China's Artificial Sun


Hefei will become the first institute in the world to have built an all-superconducting non-circular section nuclear fusion experiment facility -- an artificial sun.


This is an area of power generation I’ve come back to several times in the decades since I worked for a vendor to contractors building nuclear fission-based power plants in the US. Though my experience with that industry was pretty negative, it never set aside my view of the capabilities of the science involved — and especially the potential of the following generations of research into nuclear fusion-generated power. Notably, we can avoid most of the problems associated with radioactive waste.

An experimental device that aims to generate clean energy using nuclear fusion will be [completed] in the next few months in Hefei, capital city of East China’s Anhui Province.

The new device will be an upgrade of China’s first superconducting Tokamak device, dubbed HT-7, which was built by the plasma physics institute, in partnership with Russia, in the early 1990s.

HT-7 made China the fourth country in the world, after Russia, France and Japan, to have such a device.

Scientists believe that deuterium, extracted from seawater, can be used to produce enormous amounts of energy from a deuterium-tritium fusion reaction under huge temperatures of 100 million C.
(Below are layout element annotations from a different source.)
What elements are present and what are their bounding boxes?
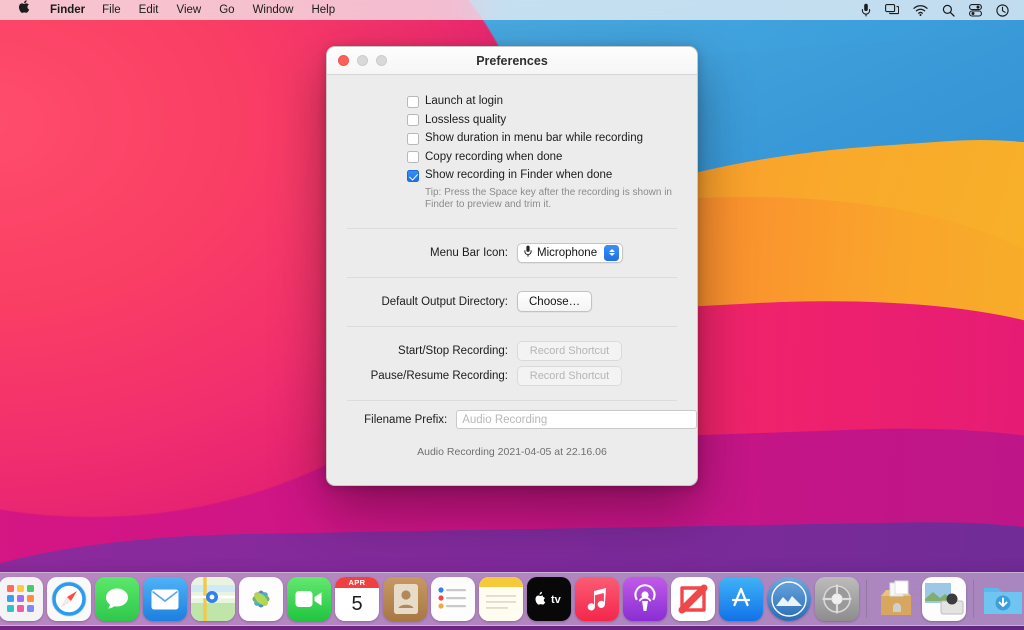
dock-item-facetime[interactable] xyxy=(287,577,331,621)
dock-item-contacts[interactable] xyxy=(383,577,427,621)
dock-item-maps[interactable] xyxy=(191,577,235,621)
window-titlebar[interactable]: Preferences xyxy=(327,47,697,75)
output-directory-row: Default Output Directory: Choose… xyxy=(327,278,697,326)
menu-item-help[interactable]: Help xyxy=(302,0,344,20)
menu-bar-status-items xyxy=(854,3,1024,17)
checkbox-row-show-in-finder[interactable]: Show recording in Finder when done xyxy=(407,168,697,182)
preferences-body: Launch at login Lossless quality Show du… xyxy=(327,75,697,458)
chevron-up-down-icon xyxy=(604,244,620,261)
screen-mirroring-icon[interactable] xyxy=(878,4,906,16)
checkbox-show-duration[interactable] xyxy=(407,132,419,145)
minimize-button[interactable] xyxy=(357,55,368,66)
zoom-button[interactable] xyxy=(376,55,387,66)
dock-item-system-preferences[interactable] xyxy=(815,577,859,621)
microphone-icon xyxy=(524,245,532,260)
microphone-icon[interactable] xyxy=(854,3,878,17)
dock-item-tv[interactable]: tv xyxy=(527,577,571,621)
menu-bar-icon-popup-button[interactable]: Microphone xyxy=(517,242,624,263)
control-center-icon[interactable] xyxy=(962,3,989,17)
checkbox-label: Lossless quality xyxy=(425,113,507,126)
dock-item-photos[interactable] xyxy=(239,577,283,621)
menu-bar-icon-label: Menu Bar Icon: xyxy=(430,246,508,259)
checkbox-show-in-finder[interactable] xyxy=(407,169,419,182)
dock-item-image-capture[interactable] xyxy=(922,577,966,621)
calendar-day: 5 xyxy=(351,593,363,615)
menu-bar-icon-value: Microphone xyxy=(537,246,598,259)
dock-item-app-store[interactable] xyxy=(719,577,763,621)
menu-item-window[interactable]: Window xyxy=(244,0,303,20)
dock-divider-2 xyxy=(973,580,974,618)
checkbox-row-lossless-quality[interactable]: Lossless quality xyxy=(407,113,697,127)
menu-bar-left: Finder File Edit View Go Window Help xyxy=(0,0,344,21)
menu-item-go[interactable]: Go xyxy=(210,0,243,20)
close-button[interactable] xyxy=(338,55,349,66)
dock-item-podcasts[interactable] xyxy=(623,577,667,621)
menu-item-view[interactable]: View xyxy=(168,0,211,20)
start-stop-shortcut-recorder[interactable]: Record Shortcut xyxy=(517,341,622,361)
calendar-month: APR xyxy=(335,577,379,588)
dock-item-news[interactable] xyxy=(671,577,715,621)
menu-item-file[interactable]: File xyxy=(93,0,130,20)
checkbox-label: Show duration in menu bar while recordin… xyxy=(425,132,643,144)
checkbox-row-show-duration[interactable]: Show duration in menu bar while recordin… xyxy=(407,131,697,145)
wifi-icon[interactable] xyxy=(906,4,935,16)
dock-item-reminders[interactable] xyxy=(431,577,475,621)
siri-icon[interactable] xyxy=(989,3,1016,17)
pause-resume-shortcut-recorder[interactable]: Record Shortcut xyxy=(517,366,622,386)
menu-item-finder[interactable]: Finder xyxy=(42,0,93,20)
apple-logo-icon[interactable] xyxy=(9,0,42,21)
checkbox-row-launch-at-login[interactable]: Launch at login xyxy=(407,94,697,108)
choose-directory-button[interactable]: Choose… xyxy=(517,291,593,312)
filename-prefix-label: Filename Prefix: xyxy=(364,413,448,426)
dock-item-mail[interactable] xyxy=(143,577,187,621)
dock-item-xcode[interactable] xyxy=(767,577,811,621)
checkbox-label: Show recording in Finder when done xyxy=(425,169,613,181)
output-directory-label: Default Output Directory: xyxy=(381,295,508,308)
spotlight-search-icon[interactable] xyxy=(935,4,962,17)
menu-bar-icon-row: Menu Bar Icon: Microphone xyxy=(327,229,697,277)
start-stop-shortcut-row: Start/Stop Recording: Record Shortcut xyxy=(327,339,697,364)
menu-item-edit[interactable]: Edit xyxy=(130,0,168,20)
desktop-screen: Finder File Edit View Go Window Help Pre… xyxy=(0,0,1024,630)
svg-text:tv: tv xyxy=(551,594,562,606)
checkbox-launch-at-login[interactable] xyxy=(407,95,419,108)
checkbox-copy-recording[interactable] xyxy=(407,151,419,163)
checkbox-row-copy-recording[interactable]: Copy recording when done xyxy=(407,150,697,164)
dock-item-messages[interactable] xyxy=(95,577,139,621)
preferences-window: Preferences Launch at login Lossless qua… xyxy=(326,46,698,486)
filename-prefix-input[interactable]: Audio Recording xyxy=(456,410,697,429)
checkbox-label: Launch at login xyxy=(425,95,504,107)
pause-resume-shortcut-row: Pause/Resume Recording: Record Shortcut xyxy=(327,364,697,389)
checkbox-group: Launch at login Lossless quality Show du… xyxy=(327,75,697,212)
filename-preview-text: Audio Recording 2021-04-05 at 22.16.06 xyxy=(417,445,607,458)
dock-item-calendar[interactable]: APR 5 xyxy=(335,577,379,621)
start-stop-shortcut-label: Start/Stop Recording: xyxy=(398,345,508,357)
dock-item-music[interactable] xyxy=(575,577,619,621)
menu-bar: Finder File Edit View Go Window Help xyxy=(0,0,1024,20)
traffic-lights xyxy=(327,55,387,66)
tip-text: Tip: Press the Space key after the recor… xyxy=(425,186,672,211)
dock-item-notes[interactable] xyxy=(479,577,523,621)
pause-resume-shortcut-label: Pause/Resume Recording: xyxy=(370,370,508,382)
dock-item-safari[interactable] xyxy=(47,577,91,621)
checkbox-lossless-quality[interactable] xyxy=(407,114,419,126)
dock-divider-1 xyxy=(866,580,867,618)
checkbox-label: Copy recording when done xyxy=(425,150,563,163)
dock-item-launchpad[interactable] xyxy=(0,577,43,621)
dock-item-downloads-folder[interactable] xyxy=(981,577,1024,621)
dock-item-unarchiver[interactable] xyxy=(874,577,918,621)
filename-prefix-row: Filename Prefix: Audio Recording xyxy=(327,401,697,439)
dock: APR 5 tv xyxy=(0,572,1024,626)
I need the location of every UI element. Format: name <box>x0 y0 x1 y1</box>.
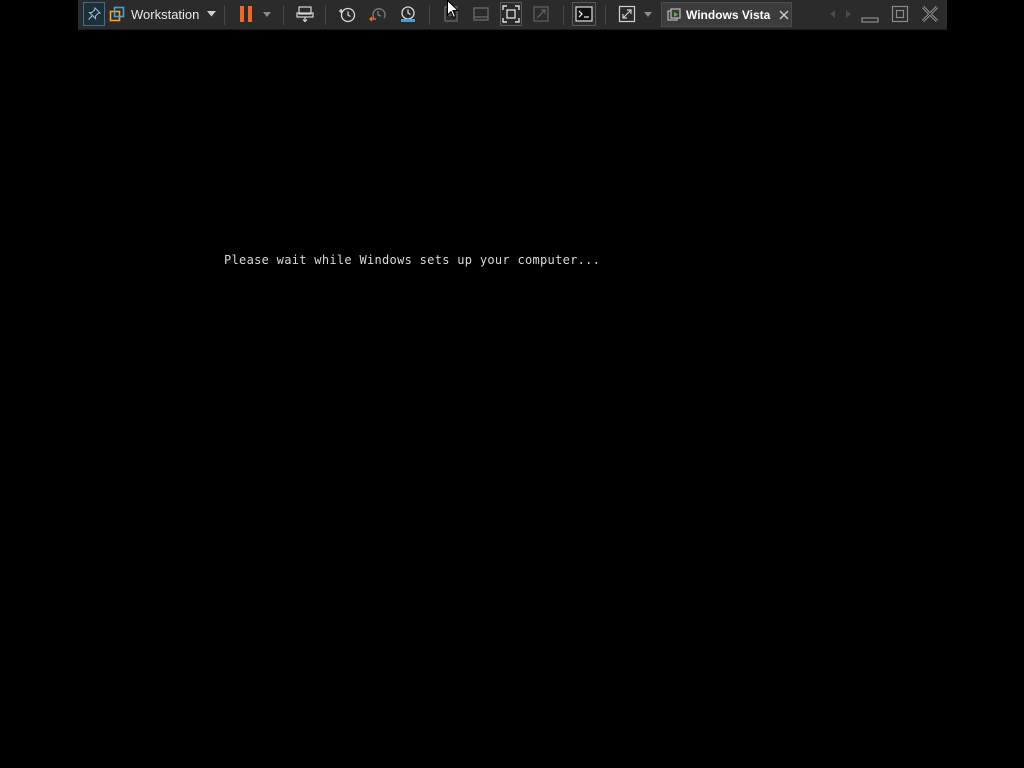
toolbar-separator <box>605 5 606 25</box>
toolbar-separator <box>283 5 284 25</box>
fit-window-icon <box>533 6 549 22</box>
tab-scroll-right-button[interactable] <box>843 2 853 26</box>
library-icon <box>473 7 489 21</box>
console-view-icon <box>575 6 593 22</box>
revert-snapshot-icon <box>369 8 386 22</box>
snapshot-manager-button[interactable] <box>397 2 419 26</box>
vm-toolbar: Workstation Windows Vista <box>78 0 947 30</box>
snapshot-icon <box>339 7 356 23</box>
minimize-button[interactable] <box>859 2 881 26</box>
vm-console-screen[interactable]: Please wait while Windows sets up your c… <box>0 31 1024 768</box>
tab-scroll-left-button[interactable] <box>827 2 837 26</box>
pause-button[interactable] <box>236 2 256 26</box>
full-screen-icon <box>502 5 520 23</box>
mouse-cursor-icon <box>447 0 459 19</box>
close-icon <box>779 10 789 19</box>
workstation-label: Workstation <box>131 6 200 22</box>
tab-label: Windows Vista <box>686 7 771 22</box>
chevron-down-icon <box>263 11 271 17</box>
toolbar-separator <box>429 5 430 25</box>
power-options-dropdown[interactable] <box>260 2 274 26</box>
revert-snapshot-button[interactable] <box>367 2 389 26</box>
vmware-logo-icon <box>109 6 125 22</box>
fit-window-button[interactable] <box>530 2 552 26</box>
tab-close-button[interactable] <box>779 10 789 20</box>
close-window-icon <box>921 5 939 23</box>
toolbar-separator <box>563 5 564 25</box>
library-button[interactable] <box>470 2 492 26</box>
workstation-menu-button[interactable]: Workstation <box>109 2 219 26</box>
restore-button[interactable] <box>889 2 911 26</box>
minimize-icon <box>861 17 879 23</box>
setup-status-message: Please wait while Windows sets up your c… <box>224 253 601 267</box>
take-snapshot-button[interactable] <box>336 2 358 26</box>
pin-icon <box>88 7 101 20</box>
chevron-down-icon <box>207 11 217 17</box>
toolbar-separator <box>224 5 225 25</box>
send-keys-icon <box>296 6 314 23</box>
stretch-button[interactable] <box>616 2 638 26</box>
chevron-down-icon <box>644 11 652 17</box>
stretch-icon <box>618 5 636 23</box>
stretch-options-dropdown[interactable] <box>641 2 655 26</box>
pause-icon <box>240 6 252 22</box>
close-window-button[interactable] <box>919 2 941 26</box>
chevron-right-icon <box>845 10 851 18</box>
full-screen-button[interactable] <box>500 2 522 26</box>
vm-running-icon <box>667 7 681 21</box>
restore-icon <box>891 5 909 23</box>
pin-button[interactable] <box>83 2 105 26</box>
console-view-button[interactable] <box>572 2 596 26</box>
toolbar-separator <box>325 5 326 25</box>
snapshot-manager-icon <box>401 6 415 22</box>
chevron-left-icon <box>829 10 835 18</box>
send-ctrl-alt-del-button[interactable] <box>294 2 316 26</box>
tab-windows-vista[interactable]: Windows Vista <box>661 2 792 27</box>
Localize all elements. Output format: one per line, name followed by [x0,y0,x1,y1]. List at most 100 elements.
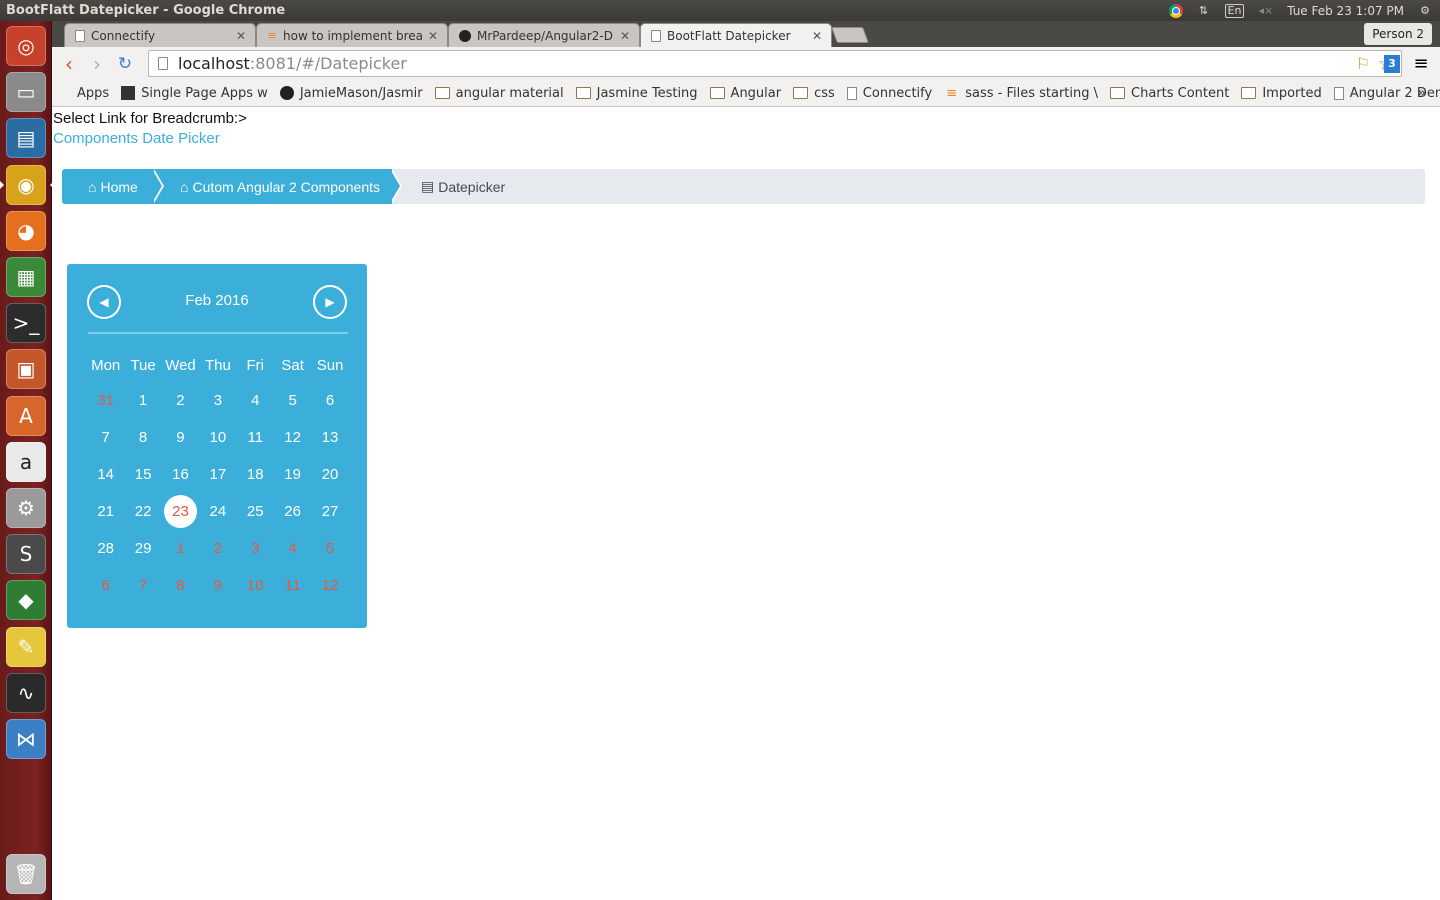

After nuclear fusion, the deuterium extracted from one litre of seawater will produce energy equivalent to 300 litres of gasoline.

The European Union, the United States, Russia, Japan, South Korea and China are partners in the Cadarache project in France — which is just breaking ground after 18 months of political wrangling, mostly between France and Japan on where the latest ITER project would be built. It’s much more expensive than the Chinese project. Presumably it’s larger.

I hope to see these experiments bearing fruit, sooner or later. We’ve been waiting a long time.